Another avenue to treat PTSD, though considered highly illegal, offers significant hope: psilocybin, the active component of ‘magic’ mushrooms.
Surprisingly, researchers at the Johns Hopkins University School of Medicine have been permitted to study psilocybin’s effects for treating various conditions, including PTSD. Headed by William Richards, a pioneer in the study of therapeutic psychedelics, researchers employ rigorous clinical standards to prove remarkable benefits stemming from the use of psilocybin.
Former director of the National Institute on Drug Abuse, Charles R. Schuster, commentated on the first Hopkins psilocybin study in 2006:
It is striking that majority of participants reported 2 months later that the psilocybin-induced experience was personally very meaningful and spiritually significant. Indeed, most of them rated the psilocybin-induced experience as one of the top five most important experiences in their life. It is especially notable that participants reported that the drug produced positive changes in attitudes and behaviors well after the sessions, and these self-observations were consistent with ratings by friends and relatives.

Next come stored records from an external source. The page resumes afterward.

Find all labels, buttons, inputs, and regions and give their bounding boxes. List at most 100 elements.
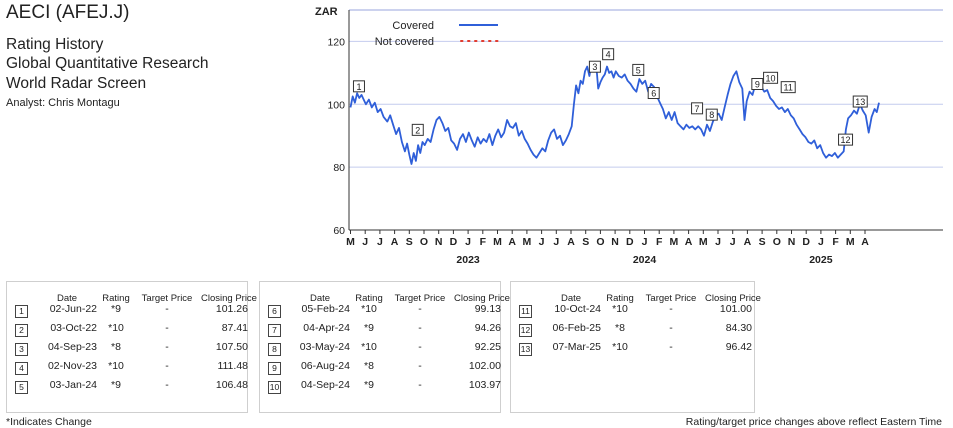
y-tick-label: 120: [327, 36, 345, 48]
year-label: 2024: [633, 254, 657, 266]
x-tick-label: N: [611, 236, 619, 248]
row-number-box: 7: [268, 324, 281, 337]
rating-marker-label: 6: [651, 89, 656, 99]
rating-marker-label: 1: [356, 82, 361, 92]
row-number-box: 5: [15, 381, 28, 394]
cell-date: 02-Nov-23: [47, 360, 97, 372]
cell-rating: *8: [364, 360, 374, 372]
rating-marker-label: 13: [855, 97, 865, 107]
table-row: 6 05-Feb-24 *10 - 99.13: [260, 302, 501, 320]
year-label: 2025: [809, 254, 833, 266]
y-tick-label: 60: [333, 225, 345, 237]
cell-rating: *8: [615, 322, 625, 334]
cell-date: 02-Jun-22: [49, 303, 97, 315]
column-header-date: Date: [56, 293, 78, 304]
x-tick-label: J: [377, 236, 383, 248]
column-header-closing: Closing Price: [454, 293, 510, 304]
cell-target-price: -: [669, 303, 673, 315]
cell-target-price: -: [418, 303, 422, 315]
rating-marker: [352, 80, 365, 93]
cell-date: 04-Apr-24: [303, 322, 350, 334]
rating-marker-label: 5: [636, 65, 641, 75]
x-tick-label: M: [846, 236, 855, 248]
cell-closing-price: 92.25: [474, 341, 501, 353]
x-tick-label: J: [465, 236, 471, 248]
table-row: 2 03-Oct-22 *10 - 87.41: [7, 321, 248, 339]
row-number-box: 8: [268, 343, 281, 356]
rating-marker: [602, 48, 615, 61]
x-tick-label: A: [508, 236, 516, 248]
cell-date: 04-Sep-24: [300, 379, 350, 391]
column-header-date: Date: [309, 293, 331, 304]
footer-note-left: *Indicates Change: [6, 416, 92, 428]
cell-target-price: -: [669, 341, 673, 353]
x-tick-label: S: [582, 236, 589, 248]
x-tick-label: D: [626, 236, 634, 248]
x-tick-label: S: [759, 236, 766, 248]
table-row: 4 02-Nov-23 *10 - 111.48: [7, 359, 248, 377]
rating-marker-label: 11: [784, 83, 793, 93]
row-number-box: 1: [15, 305, 28, 318]
cell-rating: *8: [111, 341, 121, 353]
cell-rating: *10: [108, 322, 124, 334]
x-tick-label: J: [818, 236, 824, 248]
cell-rating: *9: [111, 303, 121, 315]
cell-closing-price: 96.42: [725, 341, 752, 353]
cell-rating: *9: [364, 322, 374, 334]
analyst-label: Analyst: Chris Montagu: [6, 97, 120, 109]
x-tick-label: J: [730, 236, 736, 248]
x-tick-label: D: [802, 236, 810, 248]
rating-marker-label: 12: [841, 135, 851, 145]
cell-target-price: -: [418, 360, 422, 372]
rating-marker-label: 4: [606, 50, 611, 60]
x-tick-label: N: [435, 236, 443, 248]
subtitle-screen: World Radar Screen: [6, 75, 147, 92]
row-number-box: 10: [268, 381, 281, 394]
cell-closing-price: 99.13: [474, 303, 501, 315]
table-row: 7 04-Apr-24 *9 - 94.26: [260, 321, 501, 339]
x-tick-label: F: [480, 236, 487, 248]
x-tick-label: F: [832, 236, 839, 248]
y-tick-label: 80: [333, 162, 345, 174]
x-tick-label: M: [346, 236, 355, 248]
x-tick-label: A: [861, 236, 869, 248]
page-title: AECI (AFEJ.J): [6, 2, 130, 23]
x-tick-label: A: [744, 236, 752, 248]
x-tick-label: J: [642, 236, 648, 248]
table-row: 12 06-Feb-25 *8 - 84.30: [511, 321, 754, 339]
cell-date: 06-Aug-24: [300, 360, 350, 372]
y-axis-unit: ZAR: [315, 6, 338, 18]
x-tick-label: F: [656, 236, 663, 248]
year-label: 2023: [456, 254, 480, 266]
column-header-date: Date: [560, 293, 582, 304]
table-row: 9 06-Aug-24 *8 - 102.00: [260, 359, 501, 377]
cell-closing-price: 107.50: [215, 341, 248, 353]
x-tick-label: O: [773, 236, 781, 248]
cell-target-price: -: [165, 360, 169, 372]
column-header-rating: Rating: [606, 293, 634, 304]
y-tick-label: 100: [327, 99, 345, 111]
table-row: 5 03-Jan-24 *9 - 106.48: [7, 378, 248, 396]
x-tick-label: N: [788, 236, 796, 248]
cell-date: 07-Mar-25: [552, 341, 601, 353]
row-number-box: 6: [268, 305, 281, 318]
table-row: 11 10-Oct-24 *10 - 101.00: [511, 302, 754, 320]
x-tick-label: A: [391, 236, 399, 248]
rating-marker: [632, 63, 645, 76]
x-tick-label: J: [362, 236, 368, 248]
rating-marker-label: 7: [695, 104, 700, 114]
rating-table-panel-1: Date Rating Target Price Closing Price 1 02-J…: [6, 281, 257, 413]
cell-target-price: -: [165, 322, 169, 334]
table-row: 1 02-Jun-22 *9 - 101.26: [7, 302, 248, 320]
subtitle-research-group: Global Quantitative Research: [6, 55, 209, 72]
cell-date: 05-Feb-24: [301, 303, 350, 315]
cell-target-price: -: [165, 341, 169, 353]
cell-date: 10-Oct-24: [554, 303, 601, 315]
cell-closing-price: 94.26: [474, 322, 501, 334]
table-row: 8 03-May-24 *10 - 92.25: [260, 340, 501, 358]
cell-closing-price: 103.97: [468, 379, 501, 391]
rating-marker-label: 3: [592, 62, 597, 72]
x-tick-label: M: [493, 236, 502, 248]
rating-marker: [705, 108, 718, 121]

Though other psychedelics have been studied, the psilocybin found in magic mushrooms appears to offer the most significant benefits to people with PTSD, and even depression. Of course, as the utterly failed drug war — initiated for remarkably less than the noble reasons touted by its propaganda — rages on, countless individuals suffer needless psychological after-effects of trauma due to illegality of such promising treatments.
Nature freely provides cures for innumerable ailments like PTSD, but until legislation reflects beneficial uses for natural substances, the new study about actively experiencing the outdoors remains the only wholly legal option. Once lawmakers and their constituents realize they’ve succumbed to drug war propaganda’s false claims about the dangers of cannabis, psilocybin, and more, perhaps those with PTSD will finally receive official permission to heal.